Şimdi bu devlet pratiğinin güvenceleri olan kuralların ve kurumların yeni bir anayasa çerçevesinde değiştirilmesinin zorunlu hale geldiği bir döneme girdik. Bu değişim ancak çoğulcu ve özgürlükçü bir demokrasi yönünde olabilir. Ve ancak böyle olursa Türkiye Toplumunun ihtiyaçlarına yanıt verebilir. Değişimin nesnel koşullarını süreçte ortaya çıkan iktisadi, sosyal ve siyasal olgularda görmek mümkün. Küresel ve bölgesel gerçeklikler de Türkiye’de bu yönde bir değişimi zorluyor. Ancak değişimin sürecin doğal akışına bırakılması elbette söz konusu olamaz. Bu süreçte inisiyatif alan siyasi iradelere, sivil toplum girişimlerine, entelektüel faaliyetlere çok fazla ihtiyaç var. Ancak böyle olursa sonuç almak mümkün olabilir. Örneğin Anayasa Mahkemesi’nin anayasa değişikliklerini tümden iptal edememesinde, referandumdan evet çıkmasında süreçte değişim yönünde ortaya çıkan olguların yanı sıra, değişime yönelik giderek güçlenen taleplerin etkisi ve yoğun olarak yürütülen entelektüel faaliyetlerin rolü göz ardı edilemez.

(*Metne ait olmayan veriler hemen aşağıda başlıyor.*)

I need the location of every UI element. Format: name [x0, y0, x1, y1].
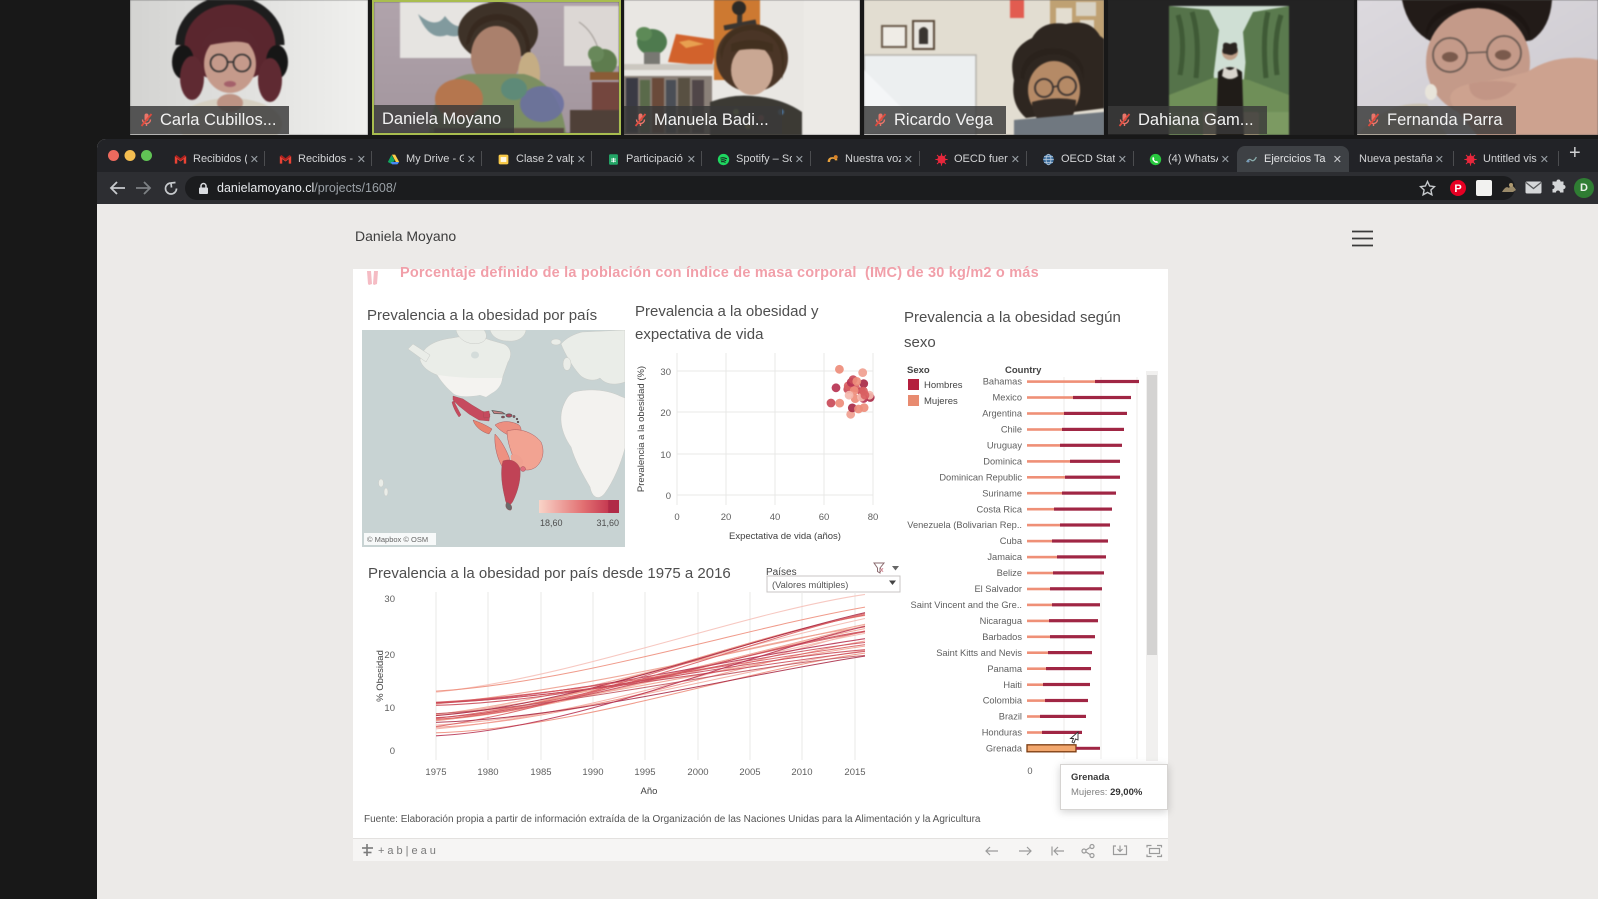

Türkiye Toplumu, çok parçalı, çok kültürlü, çok kimlikli yapısını hesaba katan yeni bir bütünlük yaratmanın sancılarını yaşıyor. Tam da bu noktada referandumdan evet çıkması yürürlüğe giren anayasa değişikliğinin diğer sonuçları bir yana sistemi yeniden yapılandırmak bakımından iki önemli sonuç yarattı. Birincisi TBMM’nin yasama iktidarını kullanma gücü arttı ve yeterli konsesusla yeni bir anayasa yapmasının önündeki kurumsal veya kurala dayalı engeller büyük ölçüde ortadan kalktı. İkincisi önceki durumuna göre bağımsız ve tarafsız hale gelen yargı hem geçmişin hesabının sorulmasında hem yeni dönem yargılama faaliyetlerinde etkin bir konum edindi. Bu iki sonuç değişimin kendisi değildir ama değişim olanaklarını yaratmanın özü demektir. Bu nedenle bu günden sonra hem etkili bir yasama faaliyetine hem de etkili bir yargısal faaliyete ihtiyacımız var.